Fleeing Bullets, She Found a Diploma
One alumna’s tale shows how Clark College transforms lives
Inva Begolli was living in her homeland of Albania when her country erupted into civil war in 1997. Her family was caught in the crossfire and Begolli’s 8-year-old brother was shot seven times in the leg. Begolli, then 7 years old, began to dream of a better life. A decade later, she traveled to the United States to study. She got her start of a better life at Clark College.
Each year, the Trustees Association of Community and Technical Colleges (TACTC) looks for the most compelling stories from students about how attending a Washington state community or technical college has transformed their lives. This year, Clark College alumna Begolli’s dramatic tale of fleeing the violence of war-torn Albania for a chance at the American dream earned her the TACTC’s Transforming Lives Award. She received her award at a special evening ceremony during the association’s annual Legislative Contact Conference in Olympia in late January.

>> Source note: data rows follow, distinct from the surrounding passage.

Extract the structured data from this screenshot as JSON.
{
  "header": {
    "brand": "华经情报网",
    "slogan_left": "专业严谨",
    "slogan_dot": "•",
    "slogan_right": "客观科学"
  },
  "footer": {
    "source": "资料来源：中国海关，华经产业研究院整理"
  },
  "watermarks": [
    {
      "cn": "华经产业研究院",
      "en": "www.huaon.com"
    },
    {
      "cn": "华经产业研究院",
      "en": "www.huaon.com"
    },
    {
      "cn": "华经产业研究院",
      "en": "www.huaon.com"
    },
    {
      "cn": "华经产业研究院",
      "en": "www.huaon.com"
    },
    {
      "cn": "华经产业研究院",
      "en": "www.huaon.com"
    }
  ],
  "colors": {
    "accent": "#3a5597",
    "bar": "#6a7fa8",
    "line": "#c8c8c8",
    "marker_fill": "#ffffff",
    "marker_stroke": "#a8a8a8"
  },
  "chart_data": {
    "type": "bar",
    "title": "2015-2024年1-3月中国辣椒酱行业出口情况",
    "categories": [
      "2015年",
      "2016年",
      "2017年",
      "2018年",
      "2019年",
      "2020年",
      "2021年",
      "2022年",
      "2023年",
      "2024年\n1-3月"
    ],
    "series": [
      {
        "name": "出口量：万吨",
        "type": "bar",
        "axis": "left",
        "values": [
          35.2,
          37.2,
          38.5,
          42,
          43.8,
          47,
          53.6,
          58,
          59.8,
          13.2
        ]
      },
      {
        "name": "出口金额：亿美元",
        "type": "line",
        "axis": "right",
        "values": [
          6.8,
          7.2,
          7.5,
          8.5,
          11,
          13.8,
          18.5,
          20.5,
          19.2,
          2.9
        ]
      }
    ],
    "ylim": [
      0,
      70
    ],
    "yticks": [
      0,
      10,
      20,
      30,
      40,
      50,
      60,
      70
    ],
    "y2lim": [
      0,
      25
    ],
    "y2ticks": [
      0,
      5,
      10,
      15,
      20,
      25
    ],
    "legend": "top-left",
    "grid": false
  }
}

Begolli, a resident of Woodland, enrolled at Clark College and quickly proved to be an exemplary student. She served as a student ambassador at the college and joined the honor society Phi Theta Kappa. She volunteered with the Red Cross, Word of Life Church, and Woodland Community Center. When she graduated with an associate of arts transfer degree in 2011, she received the coveted President’s Award, which provides one Clark graduate each year with a full two-year scholarship to Washington State University Vancouver. She is currently working to complete her bachelor’s degree and fulfill her dream of becoming a pharmacist who can help heal others.
“The support and encouragement … at Clark College gave me the financial means to continue my education and the inspiration and added commitment to achieve my long-term goal,” Begolli said.
“Inva Begolli exemplifies how higher education—and community colleges in particular—can transform lives,” wrote Clark College Trustee Jada Rupley in her nomination of Begolli for the Transforming Lives award.
Begolli was one of five students to receive a Transforming Lives award, which also includes a $500 cash award. The five recipients were chosen from a pool of 35 nominations from the state’s two-year colleges. This year, the award honors students and graduates who overcame barriers to pursue degrees and certificates in science, technology, engineering and mathematics or other high-demand occupations.
“Winning this award gives me more confidence and encouragement to continue to believe that dreams do come true when you work hard,” said Begolli. “It is a once-in-a-lifetime experience that I will treasure for the years to come.”